No accurate data exists as to who are for or against the smoking ban. Even the manufacturers and distributors of tobacco products have yet to comment on the ban’s implementation. Nevertheless, it is safe to say that a majority of President Duterte’s supporters approve of his decision to implement the ban, and a number have expressed their willingness to help the President in his campaign on public health and safety.
E.O. 26 to fortify R.A. 10643
E.O. 26 is believed to be the successor of R.A. 10643, a law passed by former President Benigno Aquino, which mandates the inclusion of graphic health warnings on cigarette packaging. More than 30 existing countries worldwide practice this method to warn users of the side effects of smoking.

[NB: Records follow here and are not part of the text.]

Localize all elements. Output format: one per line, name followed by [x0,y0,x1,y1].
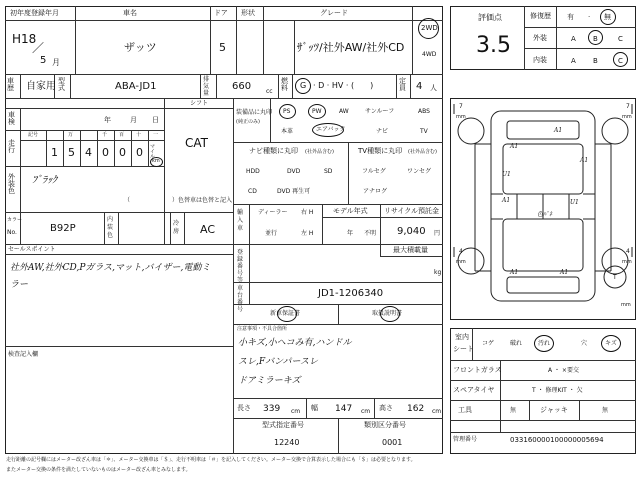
spare-tire-unit: mm [621,302,631,308]
tire-front-right-unit: mm [622,114,632,120]
import-right: 右 H [301,209,314,216]
management-label: 管理番号 [453,436,478,443]
mileage-col-10k: 万 [68,132,74,138]
mark-a1: A1 [510,269,519,276]
tire-front-left: 7 [459,103,463,110]
fuel-g: G [300,81,307,90]
spare-value: T ・ 修理KIT ・ 欠 [532,387,583,394]
navi-dvd: DVD [287,168,301,175]
footer-line2: またメーター交換の条件を満たしていないものはメーター改ざん車とみなします。 [6,467,191,473]
notes-label: 注意事項・不具合箇所 [237,326,288,332]
import-dealer: ディーラー [258,209,288,216]
navi-cd: CD [248,188,257,195]
selling-points-line2: ラー [10,280,29,290]
score-value: 3.5 [476,33,511,58]
repair-dot: · [588,13,591,21]
notes-line2: スレ,Fバンパースレ [238,357,319,367]
capacity-unit: 人 [430,84,437,92]
seat-dirt: コゲ [482,340,495,347]
exterior-label: 外装 [533,34,547,42]
length-label: 長さ [237,404,251,412]
height-unit: cm [432,408,442,415]
color-label: 外装色 [8,173,15,195]
model-code-label: 型式指定番号 [262,421,304,429]
length-unit: cm [291,408,301,415]
front-glass-label: フロントガラス [453,366,502,374]
color-no-label-top: カラー [7,217,23,223]
type-value: ABA-JD1 [115,81,157,92]
mileage-col-10: 十 [136,132,142,138]
shift-value: CAT [185,136,208,150]
front-glass-value: A ・ ×要交 [548,367,579,374]
condition-diagram [451,99,635,319]
fuel-other: · D · HV · ( ) [313,81,374,90]
ac-value: AC [200,223,216,236]
displacement-label: 排気量 [203,76,210,97]
spare-label: スペアタイヤ [453,386,495,394]
exterior-c: C [618,35,623,43]
seat-label-top: 室内 [455,333,469,341]
color-note: ）色替車は色替と記入 [172,197,233,204]
management-value: 033160000100000005694 [510,436,604,444]
mileage-col-1: 一 [153,132,159,138]
grade-label: グレード [320,9,348,17]
notes-line1: 小キズ,小ヘコみ有,ハンドル [238,338,352,348]
jack-label: ジャッキ [540,406,568,414]
equip-leather: 本革 [281,128,294,135]
shape-label: 形状 [241,9,255,17]
model-code-value: 12240 [274,438,300,447]
mileage-mile: マイル [150,144,156,160]
tire-front-right: 7 [626,103,630,110]
seat-hole: 穴 [581,340,588,347]
tv-title: TV種類に丸印 [358,147,403,155]
equip-abs: ABS [418,108,430,115]
navi-hdd: HDD [246,168,260,175]
drive-2wd: 2WD [421,24,438,32]
tv-analog: アナログ [363,188,388,195]
equip-pw: PW [312,108,322,115]
reg-month: 5 [40,55,47,66]
spare-tire-mark: T [613,274,617,281]
mileage-label: 走行 [8,139,15,154]
navi-sd: SD [324,168,333,175]
equip-ps: PS [283,108,291,115]
mileage-digit: 0 [119,146,126,159]
tools-label: 工具 [458,406,472,414]
tire-rear-left: 4 [459,248,463,255]
model-year-unknown: 不明 [364,230,377,237]
equip-sunroof: サンルーフ [365,108,395,115]
navi-title: ナビ種類に丸印 [249,147,298,155]
door-count: 5 [219,41,226,54]
tire-rear-right-unit: mm [622,259,632,265]
recycle-unit: 円 [434,230,441,237]
registration-label: 登録番号等 [237,249,244,284]
color-no-label-bottom: No. [7,229,17,236]
mark-u1: U1 [502,171,511,178]
class-code-value: 0001 [382,438,403,447]
interior-label: 内装 [533,56,547,64]
recycle-label: リサイクル預託金 [384,207,440,215]
tire-rear-left-unit: mm [456,259,466,265]
import-left: 左 H [301,230,314,237]
width-value: 147 [335,404,353,414]
mark-color-panel: 色ﾊﾟﾈ [537,211,553,218]
mileage-col-100: 百 [119,132,125,138]
mark-a1: A1 [580,157,589,164]
reg-sep: ／ [32,41,45,55]
displacement-value: 660 [232,81,252,92]
notes-line3: ドアミラーキズ [238,376,301,386]
width-unit: cm [361,408,371,415]
seat-stain: 汚れ [538,340,551,347]
height-value: 162 [407,404,425,414]
inspector-label: 検査記入欄 [8,351,39,358]
tv-oneseg: ワンセグ [407,168,432,175]
interior-b: B [593,57,598,65]
usage-label: 車歴 [7,77,14,92]
mileage-digit: 0 [136,146,143,159]
inspection-label: 車検 [8,111,15,126]
displacement-unit: cc [266,88,273,95]
inspection-year-unit: 年 [104,116,111,124]
height-label: 高さ [379,404,393,412]
equip-tv: TV [420,128,428,135]
manual-manual: 取扱説明書 [372,310,403,317]
mark-u1: U1 [570,199,579,206]
footer-line1: 走行距離の記号欄にはメーター改ざん車は「＊」、メーター交換車は「＄」、走行不明車は「＃」を記入してください。メーター交換で合算表示した場合にも「＄」は必要となります。 [6,457,416,463]
length-value: 339 [263,404,281,414]
seat-tear: 破れ [510,340,523,347]
selling-points-line1: 社外AW,社外CD,Pガラス,マット,バイザー,電動ミ [10,263,211,273]
shift-label: シフト [190,100,209,107]
tire-front-left-unit: mm [456,114,466,120]
drive-4wd: 4WD [422,51,437,58]
chassis-label: 車台番号 [237,285,244,313]
capacity-value: 4 [416,81,423,92]
equipment-sublabel: (純正のみ) [236,119,260,125]
usage-value: 自家用 [26,81,56,92]
mark-a1: A1 [502,197,511,204]
mileage-digit: 0 [102,146,109,159]
tv-sub: (社外品含む) [408,149,437,155]
selling-points-label: セールスポイント [8,246,56,253]
mileage-digit: 4 [85,146,92,159]
equip-aw: AW [339,108,349,115]
color-note-open: （ [124,197,131,204]
color-value: ﾌﾞﾗｯｸ [32,175,57,186]
fuel-label: 燃料 [281,77,288,92]
type-label: 型式 [58,77,65,92]
mark-a1: A1 [510,143,519,150]
model-year-label: モデル年式 [333,207,368,215]
interior-c: C [618,57,623,65]
import-label: 輸入車 [237,209,244,232]
width-label: 幅 [311,404,318,412]
tv-fullseg: フルセグ [362,168,386,175]
mileage-col-1k: 千 [102,132,108,138]
mileage-digit: 1 [51,146,58,159]
load-unit: kg [434,269,442,276]
reg-year-label: 初年度登録年月 [10,9,59,17]
chassis-value: JD1-1206340 [318,288,384,299]
grade-value: ｻﾞｯﾂ/社外AW/社外CD [297,41,405,54]
load-label: 最大積載量 [393,246,428,254]
score-label: 評価点 [478,13,502,22]
ac-label: 冷房 [173,220,180,235]
model-year-unit: 年 [347,230,354,237]
equipment-label: 装備品に丸印 [236,109,273,116]
jack-value: 無 [602,407,609,414]
equip-airbag: エアバック [316,126,346,133]
import-parallel: 並行 [265,230,278,237]
exterior-b: B [593,35,598,43]
repair-no: 無 [604,13,611,21]
mark-a1: A1 [560,269,569,276]
equip-navi: ナビ [376,128,389,135]
inspection-day-unit: 日 [152,116,159,124]
capacity-label: 定員 [399,77,406,92]
class-code-label: 類別区分番号 [364,421,406,429]
seat-label-bottom: シート [453,345,474,353]
color-no-value: B92P [50,223,76,234]
tools-value: 無 [510,407,517,414]
repair-yes: 有 [567,13,574,21]
mark-a1: A1 [554,127,563,134]
manual-warranty: 新車保証書 [270,310,301,317]
exterior-a: A [571,35,576,43]
seat-scratch: キズ [605,340,617,347]
mileage-km: km [152,158,160,164]
model-name: ザッツ [124,41,157,54]
mileage-digit: 5 [68,146,75,159]
model-name-label: 車名 [123,9,137,17]
interior-a: A [571,57,576,65]
inspection-month-unit: 月 [130,116,137,124]
door-label: ドア [214,9,228,17]
interior-color-label: 内装色 [107,216,114,239]
mileage-unit-label: 記号 [28,132,39,138]
repair-label: 修復歴 [530,12,551,20]
tire-rear-right: 4 [626,248,630,255]
recycle-value: 9,040 [397,226,426,237]
reg-month-unit: 月 [52,58,60,67]
navi-sub: (社外品含む) [305,149,334,155]
reg-era: H18 [12,32,37,46]
navi-dvd-play: DVD 再生可 [277,188,311,195]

The question is: was the law cost effective? Since the implementation of R.A. 10643, there has not been a decrease on tobacco consumption. In fact, it was the opposite. An empirical data from the DOH shows that there had been an increase in the consumption of tobacco and other tobacco related products in the country in the last five years. Needless to say, R.A. 10643 has done little to curb the problem with tobacco consumption. The minimal increase in the price also did not shudder the buying powers of the consumers.
Will E.O. 26 then work? Let us hope for the best! In the end, the test of a statute’s effectiveness depends on how well the enforcers implement its provisions. Moreover, the statute’s success is contingent upon the citizen’s willingness to cooperate. In short, much will depend on the mutual contribution of both parties. Like what they say, it takes two to tango!